Estimated VO2Max was used as one of the physiological tests. Standard measurement focuses on maximum concentration of oxygen consumption; however, estimated VO2Max was selected, as this method was most realizable in testing the patients. To compare the estimated VO2Max with the maximum oxygen consumption, it was necessary to measure seven patients with both tests. No significant difference was found between the tests.

Patients’ VO2Max and 1RM were measured on the first and last days of the intervention. As their protocols differed, some patients received treatment on days that fell between the pre- and post-tests. The planned tests were carried out on time to ensure similar conditions for the pre- and post-tests. In this study, we did not specifically carry out a cost–benefit analysis of adding the exercise intervention to the cancer patients’ treatment protocols. The staff charges were on a low level because, among other reasons, seven to nine patients participated in groups. The findings of previous exercise studies with cancer patients and survivors suggest that the cost/effectiveness ratio is likely to be very low, as argued in the study by Lucia et al. [36].

The patients’ substantial improvements in dynamic strength (1RM), physical functioning (SF36, EORTC QLQ-C30) and role functioning (SF36, EORTC QLQ-C30) identified in this study support the theory of resistance exercise as an additional beneficial intervention strategy to improve physical capacity, physical functioning and in the management of treatment-related symptoms. [5, 28].

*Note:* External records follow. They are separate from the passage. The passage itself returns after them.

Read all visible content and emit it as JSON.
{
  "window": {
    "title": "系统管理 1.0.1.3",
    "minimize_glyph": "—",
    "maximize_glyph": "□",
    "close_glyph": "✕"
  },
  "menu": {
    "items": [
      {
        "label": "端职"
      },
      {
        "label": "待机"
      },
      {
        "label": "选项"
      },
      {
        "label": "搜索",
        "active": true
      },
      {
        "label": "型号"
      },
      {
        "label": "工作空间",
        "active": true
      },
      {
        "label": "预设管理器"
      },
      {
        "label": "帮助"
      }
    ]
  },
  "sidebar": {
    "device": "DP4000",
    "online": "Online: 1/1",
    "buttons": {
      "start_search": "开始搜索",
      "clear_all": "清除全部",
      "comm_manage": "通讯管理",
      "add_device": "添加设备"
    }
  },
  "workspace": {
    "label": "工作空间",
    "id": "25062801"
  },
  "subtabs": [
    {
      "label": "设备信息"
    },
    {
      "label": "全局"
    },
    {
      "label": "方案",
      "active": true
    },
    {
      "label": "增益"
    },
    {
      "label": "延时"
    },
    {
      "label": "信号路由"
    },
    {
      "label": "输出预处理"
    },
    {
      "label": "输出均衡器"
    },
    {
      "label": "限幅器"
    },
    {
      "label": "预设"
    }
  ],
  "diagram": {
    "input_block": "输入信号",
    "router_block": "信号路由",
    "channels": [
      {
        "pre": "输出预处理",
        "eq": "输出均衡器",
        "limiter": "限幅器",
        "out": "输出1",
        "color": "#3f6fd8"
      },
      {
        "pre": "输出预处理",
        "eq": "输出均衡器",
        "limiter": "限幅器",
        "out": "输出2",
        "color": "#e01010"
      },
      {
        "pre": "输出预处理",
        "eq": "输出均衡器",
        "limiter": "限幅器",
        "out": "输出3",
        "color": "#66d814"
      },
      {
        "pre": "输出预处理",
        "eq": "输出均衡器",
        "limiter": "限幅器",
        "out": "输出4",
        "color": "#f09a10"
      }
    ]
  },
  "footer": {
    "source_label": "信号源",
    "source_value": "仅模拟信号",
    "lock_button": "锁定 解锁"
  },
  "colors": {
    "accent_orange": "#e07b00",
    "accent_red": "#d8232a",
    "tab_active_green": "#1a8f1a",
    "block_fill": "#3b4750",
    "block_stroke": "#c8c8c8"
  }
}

Our first study [5] showed that the described intervention is feasible—this study indicates significant, clinical meaningful improvements after the intervention. Despite the demanding nature of the intervention, it was feasible even for those patients with advanced disease and reduced vitality. The exact role of the interventions in these patients, who are being treated with chemotherapy and, to some extent, change their disease status, has to be defined in a randomised controlled design. A clinically controlled trial including 250 patients with mixed diagnoses and who are undergoing chemotherapy is concurrently being carried out.

Conclusions

Over the course of a multidimensional intervention, including resistance training, cancer patients undergoing chemotherapy could significantly increase muscular strength, physical fitness and physical activity levels. The patients experienced a significant reduction in essential, treatment-related symptoms and significantly improved their general well-being and quality of life in numerous aspects. The observed changes in questionnaire scores from pre- to post-testing were substantial and reached clinical significance in several dimension scores. The results of the study indicate that oncological and haematological cancer patients with and without residual disease undergoing chemotherapy may benefit from multidimensional exercise interventions.